Liguria, l’isola a forma di cuore: tra grotte marine e antiche leggende, è lei la perla del Ponente

L’isola di Bergeggi potrebbe risolvere molti problemi a uno sceneggiatore hollywoodiano in cerca di ispirazione. Qui infatti non manca nulla per un bel thriller o anche un horror, anche se questo genere andrebbe a cozzare con l’indicibile bellezza di questo luogo. Siamo in Liguria e, più precisamente, a Ponente, poco distante da Savona. L’isola si trova a poche centinaia di metri dalla terraferma, però appare infinitamente distante come se non appartenesse a questo mondo. Poi ci sono antichi resti di civiltà passate ancora tutti da decifrare, una villa in stato d’abbandono, una vegetazione fitta e le immancabili leggende.
Si narra infatti che Sant’Eugenio si fosse rintanato proprio qui per sfuggire ai barbari.

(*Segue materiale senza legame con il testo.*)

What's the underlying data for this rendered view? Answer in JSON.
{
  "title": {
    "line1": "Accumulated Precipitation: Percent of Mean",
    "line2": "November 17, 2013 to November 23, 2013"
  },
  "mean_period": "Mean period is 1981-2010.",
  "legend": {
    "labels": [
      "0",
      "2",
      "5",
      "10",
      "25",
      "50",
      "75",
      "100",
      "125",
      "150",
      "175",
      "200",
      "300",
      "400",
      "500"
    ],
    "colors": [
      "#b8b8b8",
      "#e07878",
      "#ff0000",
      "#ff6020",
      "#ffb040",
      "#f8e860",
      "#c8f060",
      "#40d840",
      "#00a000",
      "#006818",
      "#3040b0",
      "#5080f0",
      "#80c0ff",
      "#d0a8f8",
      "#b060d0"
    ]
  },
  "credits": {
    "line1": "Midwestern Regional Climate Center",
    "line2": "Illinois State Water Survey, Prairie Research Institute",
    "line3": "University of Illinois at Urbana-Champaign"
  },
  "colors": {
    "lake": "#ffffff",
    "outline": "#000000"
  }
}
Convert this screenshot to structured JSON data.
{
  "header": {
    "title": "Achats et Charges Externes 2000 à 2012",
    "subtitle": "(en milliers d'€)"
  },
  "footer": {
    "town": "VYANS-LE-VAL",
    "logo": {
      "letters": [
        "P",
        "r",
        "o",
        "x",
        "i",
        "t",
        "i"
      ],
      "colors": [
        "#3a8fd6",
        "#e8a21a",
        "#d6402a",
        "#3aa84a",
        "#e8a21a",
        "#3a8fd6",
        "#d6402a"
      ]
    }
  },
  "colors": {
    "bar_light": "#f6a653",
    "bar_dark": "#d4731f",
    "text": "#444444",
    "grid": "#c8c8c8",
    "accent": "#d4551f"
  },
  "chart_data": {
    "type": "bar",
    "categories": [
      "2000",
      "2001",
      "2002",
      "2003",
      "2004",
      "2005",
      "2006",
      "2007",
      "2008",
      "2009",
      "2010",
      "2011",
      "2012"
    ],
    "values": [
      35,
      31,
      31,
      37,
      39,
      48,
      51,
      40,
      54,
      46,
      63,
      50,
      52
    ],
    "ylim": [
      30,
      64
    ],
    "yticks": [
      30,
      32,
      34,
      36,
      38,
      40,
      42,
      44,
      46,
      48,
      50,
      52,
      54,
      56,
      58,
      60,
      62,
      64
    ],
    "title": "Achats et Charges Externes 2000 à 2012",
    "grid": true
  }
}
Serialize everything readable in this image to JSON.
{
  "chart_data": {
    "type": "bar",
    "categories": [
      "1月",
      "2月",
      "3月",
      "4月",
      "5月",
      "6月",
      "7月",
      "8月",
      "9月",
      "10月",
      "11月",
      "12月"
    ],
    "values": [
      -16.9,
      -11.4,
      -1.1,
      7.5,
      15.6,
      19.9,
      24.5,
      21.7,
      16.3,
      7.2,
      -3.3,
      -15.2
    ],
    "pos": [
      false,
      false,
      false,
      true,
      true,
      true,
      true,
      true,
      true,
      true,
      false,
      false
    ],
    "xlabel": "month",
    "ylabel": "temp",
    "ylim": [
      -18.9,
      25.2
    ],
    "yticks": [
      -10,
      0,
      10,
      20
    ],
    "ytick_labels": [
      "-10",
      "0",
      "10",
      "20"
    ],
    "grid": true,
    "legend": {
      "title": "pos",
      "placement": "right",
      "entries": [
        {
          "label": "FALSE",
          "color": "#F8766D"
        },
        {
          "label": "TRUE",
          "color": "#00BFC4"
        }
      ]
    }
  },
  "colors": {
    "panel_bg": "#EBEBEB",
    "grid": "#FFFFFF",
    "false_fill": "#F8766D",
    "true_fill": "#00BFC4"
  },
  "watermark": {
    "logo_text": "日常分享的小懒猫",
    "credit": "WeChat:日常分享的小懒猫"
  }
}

Al momento della sua morte il corpo è stato portato nella vicina Noli – di cui è patrono -, ma poi i resti sarebbero svaniti per fare ritorno nell’amata isola. Insomma, un mix perfetto per un’avvincente sceneggiatura. In più c’è un grande patrimonio di biodiversità, tanto che è stata istituita un’apposita riserva. L’isola di Bergeggi è una delle tante perle della Liguria, forse la più misteriosa e per questo motivo affascinante.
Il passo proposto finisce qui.